Sociology has suffered because of this inevitable bias. In our present study it is natural that our sympathy reactions should be especially strong. “Quamquam animus meminisse horret, incipiam” must be our motto. As students we must now endeavor to dissociate ourselves from them, and look upon the stricken Canadian city with all a chemist's patient detachment. In a field of science where the prospect of large-scale experimental progress is remote, we must learn well when the abnormal reveals itself in great tragedies and when social processes are seen magnified by a thousand diameters.
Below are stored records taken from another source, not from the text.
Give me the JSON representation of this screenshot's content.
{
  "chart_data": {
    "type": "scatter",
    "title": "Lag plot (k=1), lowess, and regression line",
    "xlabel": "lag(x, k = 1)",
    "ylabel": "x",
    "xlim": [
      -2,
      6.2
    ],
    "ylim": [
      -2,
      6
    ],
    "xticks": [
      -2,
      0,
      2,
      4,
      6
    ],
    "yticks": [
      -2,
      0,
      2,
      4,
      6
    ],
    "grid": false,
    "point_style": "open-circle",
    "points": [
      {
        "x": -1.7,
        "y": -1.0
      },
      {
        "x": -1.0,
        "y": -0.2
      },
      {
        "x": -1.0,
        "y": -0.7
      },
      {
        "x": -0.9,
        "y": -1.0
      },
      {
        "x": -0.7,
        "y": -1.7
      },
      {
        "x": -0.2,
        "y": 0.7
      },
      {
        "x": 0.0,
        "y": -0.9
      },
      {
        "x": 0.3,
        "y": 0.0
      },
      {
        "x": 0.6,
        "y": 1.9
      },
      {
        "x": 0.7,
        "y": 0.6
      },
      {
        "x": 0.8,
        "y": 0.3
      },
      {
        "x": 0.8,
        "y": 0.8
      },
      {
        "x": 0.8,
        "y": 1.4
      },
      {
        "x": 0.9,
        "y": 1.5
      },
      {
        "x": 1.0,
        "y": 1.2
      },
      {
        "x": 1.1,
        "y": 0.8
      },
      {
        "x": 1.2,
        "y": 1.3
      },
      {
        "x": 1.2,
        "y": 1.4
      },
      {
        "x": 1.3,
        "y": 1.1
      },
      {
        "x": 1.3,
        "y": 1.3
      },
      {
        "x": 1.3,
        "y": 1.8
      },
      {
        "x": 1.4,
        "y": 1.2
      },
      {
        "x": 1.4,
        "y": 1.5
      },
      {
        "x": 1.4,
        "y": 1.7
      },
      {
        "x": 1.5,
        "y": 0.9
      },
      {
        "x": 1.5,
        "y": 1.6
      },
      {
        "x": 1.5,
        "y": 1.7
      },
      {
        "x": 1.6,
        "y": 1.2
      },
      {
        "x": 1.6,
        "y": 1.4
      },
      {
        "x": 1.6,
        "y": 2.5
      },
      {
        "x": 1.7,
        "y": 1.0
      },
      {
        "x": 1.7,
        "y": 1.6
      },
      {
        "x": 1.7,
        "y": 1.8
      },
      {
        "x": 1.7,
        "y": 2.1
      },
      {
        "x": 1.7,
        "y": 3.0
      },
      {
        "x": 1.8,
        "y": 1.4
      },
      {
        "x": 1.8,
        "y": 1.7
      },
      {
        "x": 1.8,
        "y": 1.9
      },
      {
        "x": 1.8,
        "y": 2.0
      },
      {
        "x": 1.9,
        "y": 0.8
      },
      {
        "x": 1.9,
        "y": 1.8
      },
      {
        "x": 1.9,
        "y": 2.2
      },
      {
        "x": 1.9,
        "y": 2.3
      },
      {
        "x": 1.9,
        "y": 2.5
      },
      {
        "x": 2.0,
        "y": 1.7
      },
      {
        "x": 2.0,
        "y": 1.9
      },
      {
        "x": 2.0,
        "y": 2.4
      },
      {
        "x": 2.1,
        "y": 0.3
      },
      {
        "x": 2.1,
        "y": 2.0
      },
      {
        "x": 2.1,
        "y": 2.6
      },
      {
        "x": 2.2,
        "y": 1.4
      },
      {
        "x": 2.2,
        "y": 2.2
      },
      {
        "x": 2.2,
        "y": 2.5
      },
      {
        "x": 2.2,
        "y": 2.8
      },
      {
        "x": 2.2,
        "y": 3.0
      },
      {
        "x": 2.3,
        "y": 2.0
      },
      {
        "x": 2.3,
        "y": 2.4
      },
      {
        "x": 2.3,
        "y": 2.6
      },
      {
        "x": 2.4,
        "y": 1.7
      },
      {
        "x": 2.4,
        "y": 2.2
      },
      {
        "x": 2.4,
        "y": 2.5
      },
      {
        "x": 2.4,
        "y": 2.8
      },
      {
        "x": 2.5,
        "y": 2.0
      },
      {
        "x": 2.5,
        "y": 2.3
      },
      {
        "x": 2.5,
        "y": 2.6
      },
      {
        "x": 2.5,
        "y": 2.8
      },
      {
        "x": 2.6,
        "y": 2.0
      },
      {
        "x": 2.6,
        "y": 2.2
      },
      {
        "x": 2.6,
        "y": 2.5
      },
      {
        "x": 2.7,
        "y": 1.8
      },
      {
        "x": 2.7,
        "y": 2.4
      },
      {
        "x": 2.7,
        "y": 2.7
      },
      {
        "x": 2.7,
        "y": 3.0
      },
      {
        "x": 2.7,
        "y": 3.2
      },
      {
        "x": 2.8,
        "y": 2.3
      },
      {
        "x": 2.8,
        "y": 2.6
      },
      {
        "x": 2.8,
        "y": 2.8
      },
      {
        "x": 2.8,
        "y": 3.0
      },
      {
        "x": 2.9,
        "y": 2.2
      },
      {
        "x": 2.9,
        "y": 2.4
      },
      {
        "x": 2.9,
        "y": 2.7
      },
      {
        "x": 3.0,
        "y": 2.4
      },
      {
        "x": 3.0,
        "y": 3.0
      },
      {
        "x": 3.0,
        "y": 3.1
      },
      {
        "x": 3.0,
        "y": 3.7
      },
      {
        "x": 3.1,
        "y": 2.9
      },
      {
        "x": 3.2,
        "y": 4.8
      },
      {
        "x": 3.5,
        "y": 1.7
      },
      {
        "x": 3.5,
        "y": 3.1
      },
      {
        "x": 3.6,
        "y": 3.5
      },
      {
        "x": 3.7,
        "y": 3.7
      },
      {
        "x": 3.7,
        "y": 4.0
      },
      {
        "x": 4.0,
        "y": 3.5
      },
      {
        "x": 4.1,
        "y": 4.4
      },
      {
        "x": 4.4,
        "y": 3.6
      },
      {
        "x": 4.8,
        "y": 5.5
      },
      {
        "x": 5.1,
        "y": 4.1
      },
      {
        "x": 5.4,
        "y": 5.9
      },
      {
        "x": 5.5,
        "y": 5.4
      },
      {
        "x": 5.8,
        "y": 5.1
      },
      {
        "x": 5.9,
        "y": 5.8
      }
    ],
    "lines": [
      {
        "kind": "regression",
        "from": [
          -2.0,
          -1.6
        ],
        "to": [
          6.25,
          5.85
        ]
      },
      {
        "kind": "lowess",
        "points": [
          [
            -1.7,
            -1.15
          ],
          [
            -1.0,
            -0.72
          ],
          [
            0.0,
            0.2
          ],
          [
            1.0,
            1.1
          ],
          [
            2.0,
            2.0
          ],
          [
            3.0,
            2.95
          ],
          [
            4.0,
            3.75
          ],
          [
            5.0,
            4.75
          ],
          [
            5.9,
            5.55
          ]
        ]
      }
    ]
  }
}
Only thus can we hope for advances that will endure.

In this spirit then let us watch the slow process of the reorganization of Halifax, and see in it a picture of society itself as it reacts under the stimulus of catastrophe, and adjusts itself to the circumstantial pressure of new conditions.

Before doing so, however, we shall pause, in the next chapter, to glance at a number of social phenomena which should be recorded and examined in the light of social psychology. But we must not lose the relationship of each chapter to our major thesis. It is sufficient for our purpose if thus far it has been shown that at Halifax the shock resulted in disintegration of social institutions, dislocation of the usual methods of social control and dissolution of the customary; that through the catastrophe the community was thrown into the state of flux which, as was suggested in the introduction, is the logical and natural prerequisite for social change; and finally that the shock was of a character such as “to affect all individuals alike at the same time,” and to induce that degree of fluidity most favorable to social change.